When he looked again the man had disappeared and the door of the cabin was closed.
“Well, one thing’s settled. There’s someone there all right, and there’s no knowing how many others,” he whispered.
“And there comes the old sun,” Jack exulted as the rays broke through the clouds.
Two more hours, which seemed as Jack declared, like so many weeks, passed without any other sign of life about the cabin. Then came from far off in the deep forest the call of the whip-poor-will.
“That’s their signal,” Jack whispered. “Wait a minute and you’ll hear the answer.”
Almost at once the door opened and this time the little man whom they had trailed the day before stepped out followed by the thick set stranger. The former gave the hoot of an owl and a moment later the signal was answered by the whip-poor-will.
“He’s getting that bird down a bit better. Guess he’s had his whistle tuned. If I hadn’t heard it before I’d let it pass for the real thing,” Jack declared after the men had returned to the cabin.

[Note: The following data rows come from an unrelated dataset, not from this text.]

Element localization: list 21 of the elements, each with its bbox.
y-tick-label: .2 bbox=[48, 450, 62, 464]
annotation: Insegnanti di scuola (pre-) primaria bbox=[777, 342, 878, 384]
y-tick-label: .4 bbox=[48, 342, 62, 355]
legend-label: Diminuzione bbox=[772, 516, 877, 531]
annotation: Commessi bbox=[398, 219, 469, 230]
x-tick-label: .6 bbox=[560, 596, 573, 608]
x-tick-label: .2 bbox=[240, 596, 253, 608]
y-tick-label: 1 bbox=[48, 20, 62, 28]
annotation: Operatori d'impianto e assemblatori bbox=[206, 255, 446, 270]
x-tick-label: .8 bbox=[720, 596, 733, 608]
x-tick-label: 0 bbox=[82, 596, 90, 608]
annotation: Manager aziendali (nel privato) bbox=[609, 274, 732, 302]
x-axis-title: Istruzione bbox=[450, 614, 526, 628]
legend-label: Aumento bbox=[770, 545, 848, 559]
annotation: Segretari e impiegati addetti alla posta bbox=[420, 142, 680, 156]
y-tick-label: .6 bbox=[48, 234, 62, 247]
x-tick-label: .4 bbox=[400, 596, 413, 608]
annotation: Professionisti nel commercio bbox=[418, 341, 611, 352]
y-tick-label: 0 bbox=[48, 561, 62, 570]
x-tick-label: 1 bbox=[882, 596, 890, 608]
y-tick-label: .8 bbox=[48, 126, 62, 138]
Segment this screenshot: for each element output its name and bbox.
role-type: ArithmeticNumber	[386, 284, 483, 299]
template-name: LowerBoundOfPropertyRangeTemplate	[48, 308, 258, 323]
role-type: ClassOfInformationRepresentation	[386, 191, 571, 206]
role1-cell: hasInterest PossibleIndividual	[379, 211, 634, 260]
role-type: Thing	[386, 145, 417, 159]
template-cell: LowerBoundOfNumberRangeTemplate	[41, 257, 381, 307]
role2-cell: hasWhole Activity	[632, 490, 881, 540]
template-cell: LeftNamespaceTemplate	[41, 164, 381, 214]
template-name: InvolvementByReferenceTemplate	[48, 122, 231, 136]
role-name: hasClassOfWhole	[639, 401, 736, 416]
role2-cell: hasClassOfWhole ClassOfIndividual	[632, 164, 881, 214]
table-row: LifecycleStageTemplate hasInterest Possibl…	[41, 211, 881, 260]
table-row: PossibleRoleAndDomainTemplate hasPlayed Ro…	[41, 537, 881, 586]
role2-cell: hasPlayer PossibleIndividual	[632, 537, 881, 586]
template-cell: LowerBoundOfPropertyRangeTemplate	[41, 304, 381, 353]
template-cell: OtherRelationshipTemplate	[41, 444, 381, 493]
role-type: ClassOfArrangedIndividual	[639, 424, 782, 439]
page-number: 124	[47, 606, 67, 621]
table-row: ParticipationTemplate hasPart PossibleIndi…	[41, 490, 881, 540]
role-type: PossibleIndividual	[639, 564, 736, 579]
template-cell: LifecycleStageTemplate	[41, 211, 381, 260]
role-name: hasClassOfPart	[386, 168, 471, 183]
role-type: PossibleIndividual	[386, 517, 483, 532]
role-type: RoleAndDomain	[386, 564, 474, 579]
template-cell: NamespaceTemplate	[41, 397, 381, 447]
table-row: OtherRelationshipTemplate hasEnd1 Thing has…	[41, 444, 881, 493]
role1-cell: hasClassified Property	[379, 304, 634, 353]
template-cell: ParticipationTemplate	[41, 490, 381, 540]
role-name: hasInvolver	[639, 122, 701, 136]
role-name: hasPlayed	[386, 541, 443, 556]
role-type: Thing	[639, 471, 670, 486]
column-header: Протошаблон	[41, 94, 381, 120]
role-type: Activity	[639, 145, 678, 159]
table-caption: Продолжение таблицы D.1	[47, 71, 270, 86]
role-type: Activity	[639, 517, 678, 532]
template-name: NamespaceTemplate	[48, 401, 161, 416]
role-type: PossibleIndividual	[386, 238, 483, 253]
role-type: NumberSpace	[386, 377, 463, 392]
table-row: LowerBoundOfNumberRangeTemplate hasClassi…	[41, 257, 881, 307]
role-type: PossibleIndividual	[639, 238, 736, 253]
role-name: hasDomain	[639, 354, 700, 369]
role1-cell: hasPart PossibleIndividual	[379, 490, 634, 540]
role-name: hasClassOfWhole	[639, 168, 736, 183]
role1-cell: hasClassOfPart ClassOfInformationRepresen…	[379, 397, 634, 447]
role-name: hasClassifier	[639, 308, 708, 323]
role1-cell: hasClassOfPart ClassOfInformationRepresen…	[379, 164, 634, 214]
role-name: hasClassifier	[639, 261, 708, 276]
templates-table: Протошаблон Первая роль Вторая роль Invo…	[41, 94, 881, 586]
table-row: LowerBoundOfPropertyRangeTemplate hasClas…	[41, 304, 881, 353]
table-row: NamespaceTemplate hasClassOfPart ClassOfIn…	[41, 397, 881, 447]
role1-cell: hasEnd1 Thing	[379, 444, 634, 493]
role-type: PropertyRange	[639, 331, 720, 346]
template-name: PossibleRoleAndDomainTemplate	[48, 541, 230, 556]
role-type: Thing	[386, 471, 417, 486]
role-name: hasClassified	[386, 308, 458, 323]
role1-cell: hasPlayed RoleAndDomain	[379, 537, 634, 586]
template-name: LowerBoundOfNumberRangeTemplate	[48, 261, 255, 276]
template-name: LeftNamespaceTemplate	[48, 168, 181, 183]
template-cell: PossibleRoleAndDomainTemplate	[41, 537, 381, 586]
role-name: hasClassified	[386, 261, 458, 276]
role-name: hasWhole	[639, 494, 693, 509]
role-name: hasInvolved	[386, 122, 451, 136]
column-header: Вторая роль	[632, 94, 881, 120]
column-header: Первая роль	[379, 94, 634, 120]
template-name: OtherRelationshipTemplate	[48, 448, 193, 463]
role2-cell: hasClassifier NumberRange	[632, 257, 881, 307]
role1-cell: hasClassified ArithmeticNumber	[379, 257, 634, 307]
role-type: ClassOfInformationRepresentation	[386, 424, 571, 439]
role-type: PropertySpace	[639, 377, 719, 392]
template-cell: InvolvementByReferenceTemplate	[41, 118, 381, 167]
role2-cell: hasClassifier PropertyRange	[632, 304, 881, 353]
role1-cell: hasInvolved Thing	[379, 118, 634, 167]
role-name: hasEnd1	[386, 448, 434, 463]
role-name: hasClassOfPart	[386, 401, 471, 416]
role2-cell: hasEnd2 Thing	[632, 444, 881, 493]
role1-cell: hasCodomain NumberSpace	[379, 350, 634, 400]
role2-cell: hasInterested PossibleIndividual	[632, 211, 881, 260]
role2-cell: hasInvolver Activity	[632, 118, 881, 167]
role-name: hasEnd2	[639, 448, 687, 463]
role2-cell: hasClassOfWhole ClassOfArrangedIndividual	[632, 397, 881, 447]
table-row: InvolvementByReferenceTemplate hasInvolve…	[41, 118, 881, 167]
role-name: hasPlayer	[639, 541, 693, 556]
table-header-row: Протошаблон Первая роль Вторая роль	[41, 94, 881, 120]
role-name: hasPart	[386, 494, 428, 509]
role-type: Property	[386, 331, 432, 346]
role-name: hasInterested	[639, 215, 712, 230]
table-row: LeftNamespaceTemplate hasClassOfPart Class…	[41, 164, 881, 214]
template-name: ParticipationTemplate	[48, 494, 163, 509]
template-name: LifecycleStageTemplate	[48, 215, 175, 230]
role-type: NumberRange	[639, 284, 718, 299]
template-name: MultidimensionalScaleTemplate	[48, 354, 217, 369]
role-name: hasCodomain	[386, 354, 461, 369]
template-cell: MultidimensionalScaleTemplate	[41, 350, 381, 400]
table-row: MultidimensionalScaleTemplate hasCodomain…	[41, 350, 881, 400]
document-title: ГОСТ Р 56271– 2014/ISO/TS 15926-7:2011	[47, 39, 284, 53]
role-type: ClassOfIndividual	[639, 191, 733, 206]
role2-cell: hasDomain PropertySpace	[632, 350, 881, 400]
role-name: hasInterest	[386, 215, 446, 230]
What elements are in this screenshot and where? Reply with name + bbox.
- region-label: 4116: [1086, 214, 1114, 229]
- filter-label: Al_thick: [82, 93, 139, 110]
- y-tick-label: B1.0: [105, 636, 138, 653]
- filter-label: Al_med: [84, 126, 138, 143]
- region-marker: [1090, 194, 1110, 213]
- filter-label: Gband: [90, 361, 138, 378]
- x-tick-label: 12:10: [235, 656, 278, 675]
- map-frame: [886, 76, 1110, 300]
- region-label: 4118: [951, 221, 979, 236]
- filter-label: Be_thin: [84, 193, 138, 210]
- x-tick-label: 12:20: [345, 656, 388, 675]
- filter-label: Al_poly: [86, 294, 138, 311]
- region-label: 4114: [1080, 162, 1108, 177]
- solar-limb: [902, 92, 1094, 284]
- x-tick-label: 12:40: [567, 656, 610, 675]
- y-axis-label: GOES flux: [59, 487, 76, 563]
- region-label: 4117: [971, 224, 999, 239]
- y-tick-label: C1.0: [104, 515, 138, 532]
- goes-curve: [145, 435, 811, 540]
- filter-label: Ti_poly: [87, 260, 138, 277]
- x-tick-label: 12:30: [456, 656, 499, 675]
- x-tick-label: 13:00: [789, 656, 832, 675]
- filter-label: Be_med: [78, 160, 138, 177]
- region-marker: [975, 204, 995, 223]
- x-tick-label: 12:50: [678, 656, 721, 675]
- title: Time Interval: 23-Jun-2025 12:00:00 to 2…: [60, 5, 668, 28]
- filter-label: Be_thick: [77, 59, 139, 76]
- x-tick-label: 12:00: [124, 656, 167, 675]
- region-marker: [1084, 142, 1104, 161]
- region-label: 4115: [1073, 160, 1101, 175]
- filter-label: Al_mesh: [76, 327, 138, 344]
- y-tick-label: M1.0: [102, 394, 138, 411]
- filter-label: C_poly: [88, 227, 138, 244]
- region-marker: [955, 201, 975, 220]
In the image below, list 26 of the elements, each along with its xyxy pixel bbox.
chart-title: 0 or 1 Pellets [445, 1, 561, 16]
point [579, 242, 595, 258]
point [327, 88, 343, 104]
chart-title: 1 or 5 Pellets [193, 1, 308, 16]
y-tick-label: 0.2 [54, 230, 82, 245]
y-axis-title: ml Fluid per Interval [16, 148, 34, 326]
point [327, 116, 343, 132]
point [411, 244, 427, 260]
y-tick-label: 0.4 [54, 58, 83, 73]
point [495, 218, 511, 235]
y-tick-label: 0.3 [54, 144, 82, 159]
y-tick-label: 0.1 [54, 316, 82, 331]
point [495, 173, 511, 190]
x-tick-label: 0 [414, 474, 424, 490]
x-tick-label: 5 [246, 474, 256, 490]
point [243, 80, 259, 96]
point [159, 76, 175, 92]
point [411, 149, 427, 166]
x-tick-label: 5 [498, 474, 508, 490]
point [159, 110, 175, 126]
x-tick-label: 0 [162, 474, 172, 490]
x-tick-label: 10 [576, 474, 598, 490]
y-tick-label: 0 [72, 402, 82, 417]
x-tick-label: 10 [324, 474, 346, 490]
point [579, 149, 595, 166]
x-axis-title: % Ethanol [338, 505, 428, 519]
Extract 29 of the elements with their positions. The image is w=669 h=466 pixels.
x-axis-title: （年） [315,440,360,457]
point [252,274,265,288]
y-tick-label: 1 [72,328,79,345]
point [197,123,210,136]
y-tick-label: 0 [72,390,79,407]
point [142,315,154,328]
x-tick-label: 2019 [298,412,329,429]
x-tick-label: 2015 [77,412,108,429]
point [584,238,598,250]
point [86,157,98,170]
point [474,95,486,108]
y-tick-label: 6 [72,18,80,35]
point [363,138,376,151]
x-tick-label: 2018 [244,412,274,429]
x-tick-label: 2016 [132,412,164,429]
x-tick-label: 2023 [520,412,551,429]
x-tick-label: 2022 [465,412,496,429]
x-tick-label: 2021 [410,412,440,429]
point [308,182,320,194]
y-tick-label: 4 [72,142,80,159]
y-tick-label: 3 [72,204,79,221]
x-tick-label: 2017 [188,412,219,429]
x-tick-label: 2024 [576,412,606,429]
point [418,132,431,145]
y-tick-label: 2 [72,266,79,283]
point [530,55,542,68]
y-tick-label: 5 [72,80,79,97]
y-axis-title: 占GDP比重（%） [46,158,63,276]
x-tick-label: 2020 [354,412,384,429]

“I wonder why they seem so scared of showing themselves.”
“I was thinking that very thing myself,” Bob replied. “I doubt if there is a human being except us and their crowd within twenty miles of here. Still they may know a lot that we don’t.”
“We’d better be getting back to our den. Whoever it was that signaled is probably coming here, and judging from the sound, we’ll be just about in his path.”